Two images will remain seared in people’s minds from the latest crisis of confidence that has engulfed Prime Minister Joseph Muscat. One is of a man and a woman, owner and risk manager, respectively, of a shady bank, leaving the bank’s offices carrying bulging travel bags by a circuitous route late at night. The other is of Police Commissioner Lawrence Cutajar standing outside a rabbit restaurant in Mġarr repeatedly telling a Net TV reporter that he has no comment to make on whether the police are investigating the allegations made by journalist Daphne Caruana Galizia.

The most damaging of the allegations are that the Prime Minister’s wife, Michelle Muscat, owned Panama-registered company Egrant and that this company received a million-dollar transfer from an account held in the bank by the daughter of the President of Azerbaijan.

The allegations are highly alarming, to say the least. They are also potentially very damaging for Malta’s reputation as a financial services centre and come at an embarrassing time for the country while it holds the EU presidency. If true, this has the potential to be the biggest, most harmful political scandal in Malta’s history.

Joseph Muscat has vehemently denied that he or any member of his family are in any way connected to Egrant and will be suing for libel. Yet his reputation precedes him. Given Caruana Galizia’s track record in exposing the secret financial structures of leading members of government, and the Prime Minister’s refusal to tackle those revelations satisfactorily, it is no wonder that so many people are scandalised and outraged.

That outrage extends to the way the police appear to have dealt with the matter so far, with all the time in the world allowed for any incriminating documents to be taken away from the bank – as symbolised by those bags being carried away by the owner of Pilatus Bank, whether or not they contained anything of value to a police investigation.

It was only late on Thursday night – hours after the travel bags incident – that a government statement informed us  Muscat had asked his lawyers to contact the Police Commissioner and request him to “inform a duty magistrate tonight to investigate allegations published by Daphne Caruana Galizia, preserve all evidence and give instructions to the Attorney General and Police Commissioner to take all necessary steps”.

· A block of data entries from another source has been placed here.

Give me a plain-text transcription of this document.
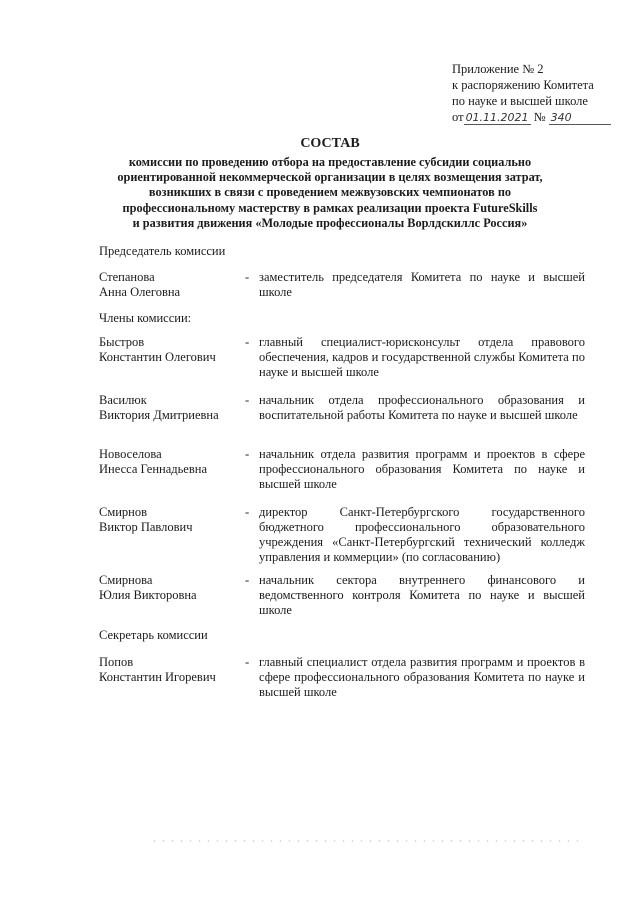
Приложение № 2
к распоряжению Комитета
по науке и высшей школе
от 01.11.2021 № 340
СОСТАВ
комиссии по проведению отбора на предоставление субсидии социально
ориентированной некоммерческой организации в целях возмещения затрат,
возникших в связи с проведением межвузовских чемпионатов по
профессиональному мастерству в рамках реализации проекта FutureSkills
и развития движения «Молодые профессионалы Ворлдскиллс Россия»
Председатель комиссии
Степанова
Анна Олеговна
- заместитель председателя Комитета по науке и высшей школе
Члены комиссии:
Быстров
Константин Олегович
- главный специалист-юрисконсульт отдела правового обеспечения, кадров и государственной службы Комитета по науке и высшей школе
Василюк
Виктория Дмитриевна
- начальник отдела профессионального образования и воспитательной работы Комитета по науке и высшей школе
Новоселова
Инесса Геннадьевна
- начальник отдела развития программ и проектов в сфере профессионального образования Комитета по науке и высшей школе
Смирнов
Виктор Павлович
- директор Санкт-Петербургского государственного бюджетного профессионального образовательного учреждения «Санкт-Петербургский технический колледж управления и коммерции» (по согласованию)
Смирнова
Юлия Викторовна
- начальник сектора внутреннего финансового и ведомственного контроля Комитета по науке и высшей школе
Секретарь комиссии
Попов
Константин Игоревич
- главный специалист отдела развития программ и проектов в сфере профессионального образования Комитета по науке и высшей школе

While the police are prevented by law from divulging what action they have taken in regard to a complaint or allegation, the seriousness of the situation demanded that the Police Commissioner, standing outside that rabbit restaurant, at least declare that an investigation was under way. That this was not done – and a ‘raid’ on the bank was carried out only the following morning – fills people with suspicion and dread.

These sentiments are, most unfortunately, wholly justified given the past failure of the police to act on a report by the Financial Intelligence Analysis Unit in the wake of the Panama Papers, which revealed Konrad Mizzi and Keith Schembri owned companies Panama.

The whole episode has continued to cast a shadow on the police and other institutions charged to protect us from crime and corruption. Those institutions include the Malta Financial Services Authority, which gave Pilatus Bank its licence to operate. 

As an EU Member State, the rule of law, transparency and good governance should be the norm. Under this government, those principles are under threat. Our institutions need to prove themselves all over again, and the only way faith in them can start to be restored is for a thorough, no-holds-barred investigation to be carried out, and to be seen to be carried out. This paper reiterates the call made by our sister newspaper yesterday for the Prime Minister to free all his financial advisers of their obligation to client confidentiality.

However, with the Prime Minister still in office, these State institutions cannot function with the serenity they require because he is involved – directly or indirectly – in their appointments. Effectively, the police, on whose evidence the magisterial inquiry now under way depends, are investigating their own boss. The police fall under the executive branch of government, headed by the Prime Minister. This is nothing less than a constitutional crisis and should present to Muscat a crisis of conscience. 

Given this situation, he really has no other option but to stand aside and appoint an acting Prime Minister until all the institutions conclude their investigations. He would then act accordingly.